Mit einem viel zu hastigen Atemzug schlug ich unvermittelt die Augen auf, was gleich darauf zu einem heftigen Hustenanfall führte, der meine Brust zu sprengen schien und meinen Körper schmerzhaft schüttelte. Alles brannte und pochte, als wäre ich buchstäblich durch den Wolf gedreht worden. Von irgendwoher vernahm ich wie durch einen Nebel ein beständiges Piepen, das von einem beinahe erleichterten Aufatmen untermalt wurde.
„Gut, sie atmet wieder.“
„Die Werte normalisieren sich.“
„Herzschlag stabil.“
Ich hatte einige Mühe, klar zu sehen. Graue Nebelschlieren schienen vor meinen Augen hin und her zu wandern, Formen und Schemen zu bilden, die mich aufforderten, zurück ins Dunkel einzutauchen. Doch dann erblickte ich die Ärzte.

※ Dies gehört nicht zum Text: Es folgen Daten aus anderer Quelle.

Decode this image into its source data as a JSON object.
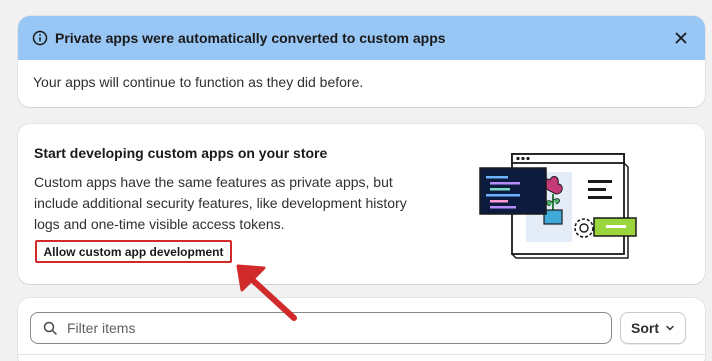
{
  "banner": {
    "title": "Private apps were automatically converted to custom apps",
    "body": "Your apps will continue to function as they did before.",
    "icon": "info-icon",
    "close_icon": "close-icon",
    "background": "#98c6f5"
  },
  "dev_card": {
    "title": "Start developing custom apps on your store",
    "description": "Custom apps have the same features as private apps, but include additional security features, like development history logs and one-time visible access tokens.",
    "button_label": "Allow custom app development",
    "highlight_color": "#d12a2a"
  },
  "filter": {
    "search_placeholder": "Filter items",
    "search_icon": "search-icon",
    "sort_label": "Sort",
    "sort_icon": "chevron-down-icon"
  },
  "annotation": {
    "arrow_color": "#d12a2a"
  }
}
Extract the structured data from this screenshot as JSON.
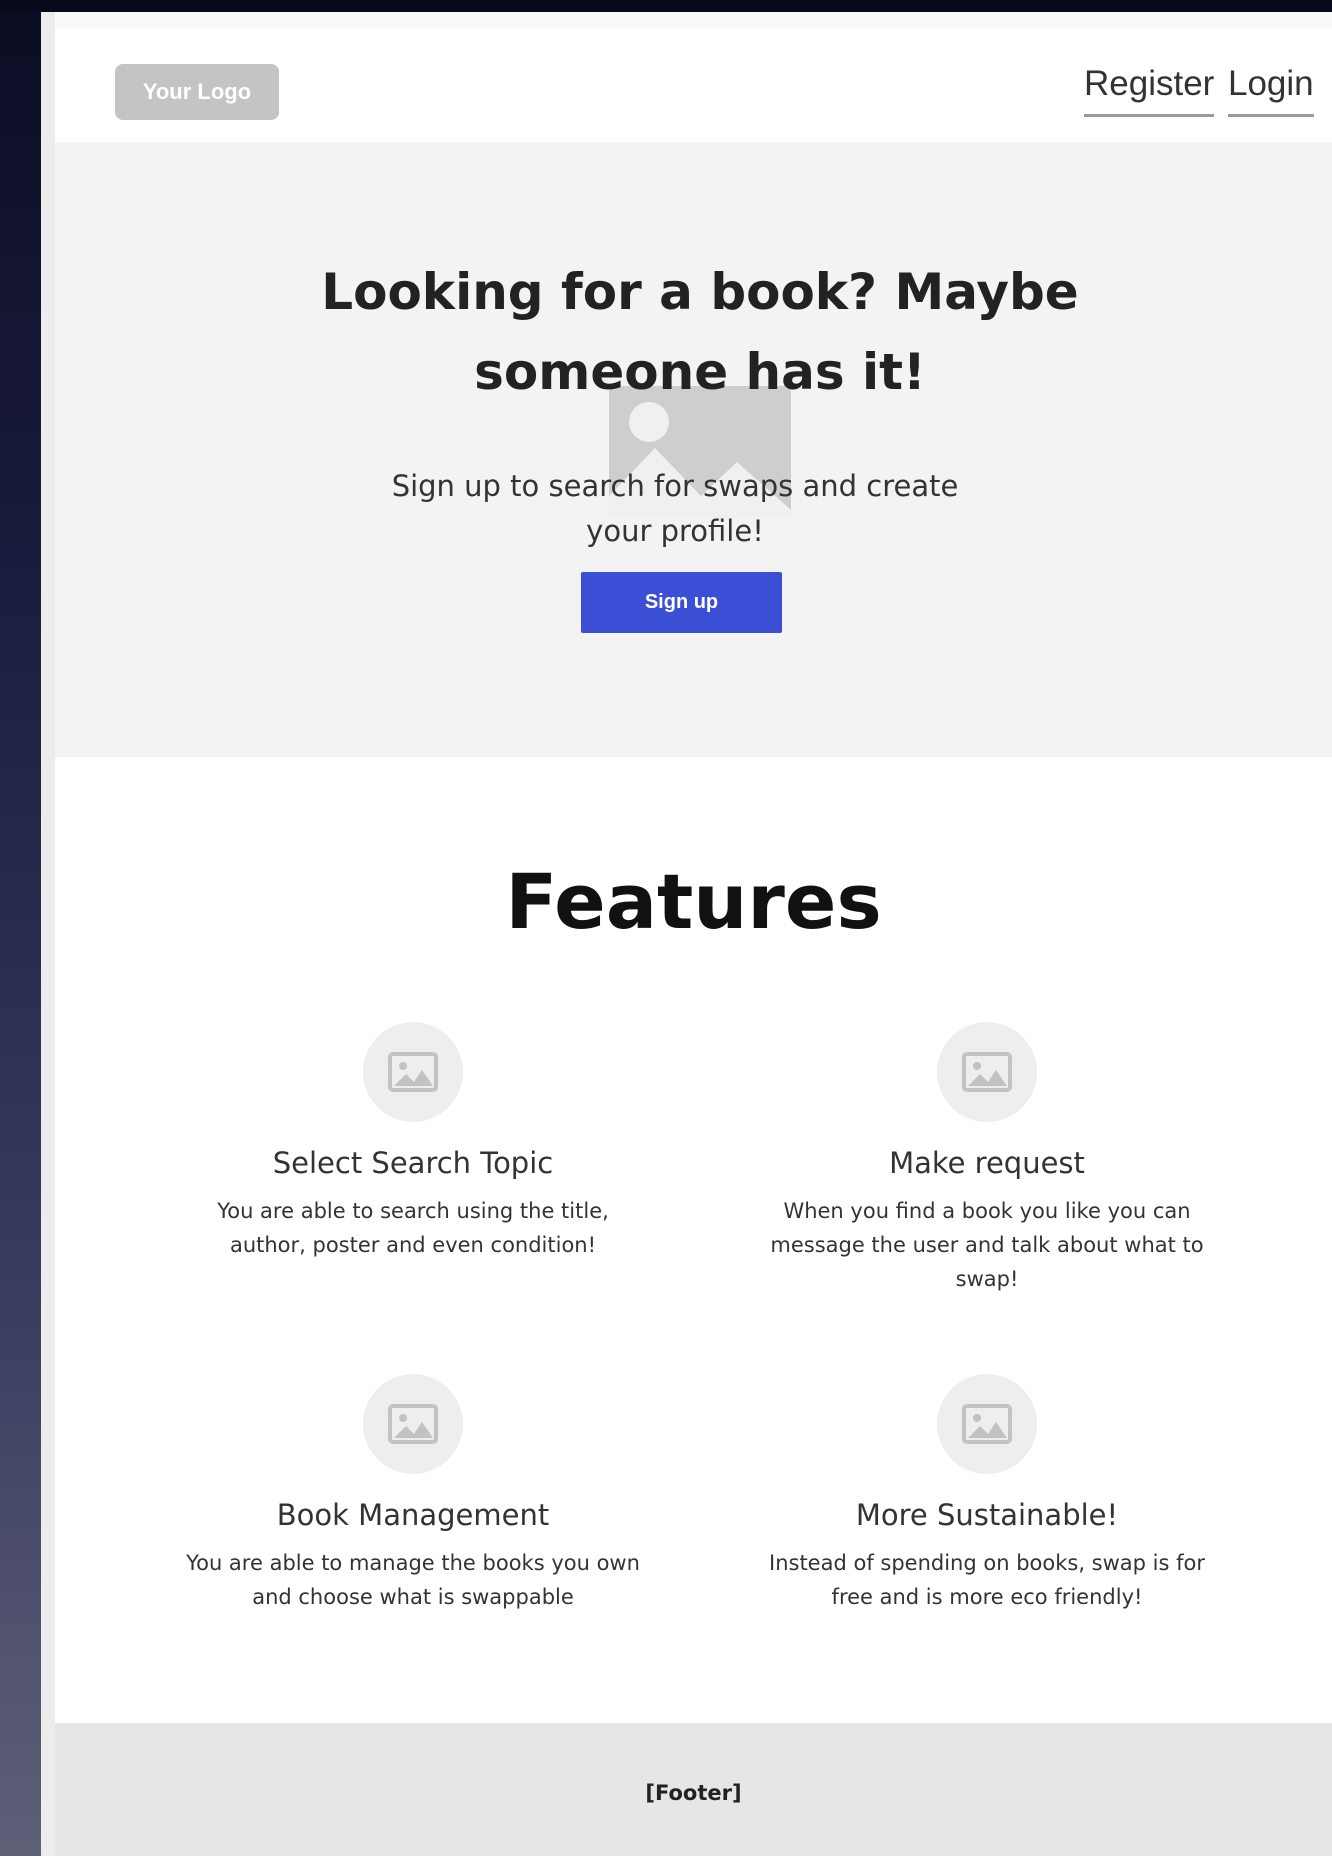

Es waren mindestens drei der besser qualifizierten, die über mich gebeugt da standen - und einer trug zu meinem Entsetzen die Defilibrator-Handschuhe.

Entsetzen? Nun, eine Sekunde später fiel mir alles einem Dammbruch gleich wieder ein, von der weißen spitzen Simulation der Techniker über den schwarzen Strudel in Chesters Geisterfluss, in dem er mich hatte ertränken wollen, bis hin zu Ruths seltsamen Erklärungen und Chesters Gejammer im Keller seines Erinnerungshauses, das in einer vollkommenen Entladung von Energie geendet hatte, was meine Seele geradezu in meinem Körper zurückgeschleudert haben musste. Wobei letzteres auch von dem EKG-Gerät stammen konnte. Jedenfalls schmerzte meine Brust dementsprechend und all meine Glieder fühlten sich bleischwer an. Meine Augen brannten und ich hatte das zerfressende Bedürfnis, einfach nur noch zu schlafen.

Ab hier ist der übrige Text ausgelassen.